Early in 2019, Mendes, drawing on his background as a theater director, blocked out the action on a London soundstage using cardboard boxes as stand-ins for ruined farmhouses and sniper positions. His team then traveled to southwestern England. “We rehearsed in fields and snow and rain and bitter winds,” Gassner recalls. “It was very harsh work.”
The film begins and ends in the trenches, with more than 5,200 feet of period-perfect ditches designed to accommodate walk-and-talk scenes between stars George MacKay and Dean-Charles Chapman. “Sam, Roger and I walked the trenches, measuring it to the dialogue,” Gassner says. “It was all about accuracy, with Roger and Sam basically choreographing the movement. I’ve worked with Roger for 38 years, Sam for 19. We figured out what had to be done, and then we did it because we all share this passion for getting it right.”
To construct the type of trenches that millions of soldiers called home during World War, Gassner pored over some 50,000 archival images and spent two weeks in France. There, he studied trenches and tunnels that had been restored at Vimy Ridge, site of a massive World War I battle. “We mimicked the way the British army would have built these trenches and the same with the Germans. The trenches were very reflective of the personalities of the countries that built them.”
German-engineered trenches were rectilinear, capacious, concrete-lined structures. British trenches had a more homespun look, lined with woven wheat straw used to make thatched roofs for traditional English cottages. “We sourced the same materials that existed back then and our art department built it the same way the soldiers themselves dug the trenches back in 1917,” Gassner says. “Same thing with costume designer Jacqueline Durran’s uniforms, which were made from mouton wool used by the British Army in World War I. It became heavy when wet. We wanted to show the experience of what these soldiers really had to go through.”
The Art of War
Mendes modeled 1917 on World War I stories told by his grandfather, an English soldier, who at 5 feet, 4 inches, was assigned to carry messages because he could travel unseen by enemy troops under cover of the five-and-a-half-foot mist that typically hovered over the battlefield. In honor of those who fought and suffered during what was once called “The Great War,” Gassner sought to impart a certain austere beauty to the bombed-out farmhouses, the ruined villages, the wrecked bridges, the cannons and craters, which were all built from scratch for the film.

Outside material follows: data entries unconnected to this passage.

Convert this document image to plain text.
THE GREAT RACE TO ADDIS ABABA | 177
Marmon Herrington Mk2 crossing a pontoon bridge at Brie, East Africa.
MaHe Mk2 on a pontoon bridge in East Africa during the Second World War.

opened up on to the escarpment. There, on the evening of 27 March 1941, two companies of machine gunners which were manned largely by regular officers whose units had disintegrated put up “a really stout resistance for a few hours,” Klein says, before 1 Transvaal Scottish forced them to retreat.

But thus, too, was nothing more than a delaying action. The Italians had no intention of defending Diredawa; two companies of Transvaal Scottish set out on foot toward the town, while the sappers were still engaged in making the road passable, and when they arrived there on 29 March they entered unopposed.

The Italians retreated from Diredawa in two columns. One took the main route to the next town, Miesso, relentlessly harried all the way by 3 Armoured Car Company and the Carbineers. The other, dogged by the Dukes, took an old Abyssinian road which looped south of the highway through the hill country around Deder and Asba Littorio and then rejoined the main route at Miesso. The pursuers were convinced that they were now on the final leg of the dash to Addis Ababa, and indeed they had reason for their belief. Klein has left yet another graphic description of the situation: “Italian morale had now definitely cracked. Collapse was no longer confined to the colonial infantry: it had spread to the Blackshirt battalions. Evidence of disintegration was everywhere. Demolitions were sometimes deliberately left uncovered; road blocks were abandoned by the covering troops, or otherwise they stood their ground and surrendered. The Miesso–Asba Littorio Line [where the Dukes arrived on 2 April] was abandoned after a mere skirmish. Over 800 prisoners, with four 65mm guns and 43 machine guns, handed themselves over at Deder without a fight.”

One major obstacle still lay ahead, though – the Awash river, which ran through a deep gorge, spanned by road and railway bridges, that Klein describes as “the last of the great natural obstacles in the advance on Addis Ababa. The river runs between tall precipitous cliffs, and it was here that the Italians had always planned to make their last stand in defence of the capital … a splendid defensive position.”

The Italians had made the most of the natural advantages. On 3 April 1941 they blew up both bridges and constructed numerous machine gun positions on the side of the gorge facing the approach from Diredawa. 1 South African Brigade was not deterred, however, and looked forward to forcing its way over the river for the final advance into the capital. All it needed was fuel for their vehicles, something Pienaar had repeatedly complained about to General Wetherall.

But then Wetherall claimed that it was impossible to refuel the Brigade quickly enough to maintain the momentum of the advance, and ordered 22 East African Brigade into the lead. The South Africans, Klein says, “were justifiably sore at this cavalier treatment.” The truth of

“Working with Sam on Jarhead, I had to find a safe place to protect myself because we were dealing with such horrific things,” Gassner says. “That’s when I came up with this term for myself, ‘the art of war.’ You’re trying to protect the audience a little bit by letting the human story come through rather than just showing the atrocities. With 1917, I said to the art department ‘When in doubt, make it as beautiful as possible, even though we’re dealing with horrific things.’ It has to do with respect. Respect for the experience these soldiers had to go through.”
1917 is currently out in limited release with a wide release slated for Jan. 10.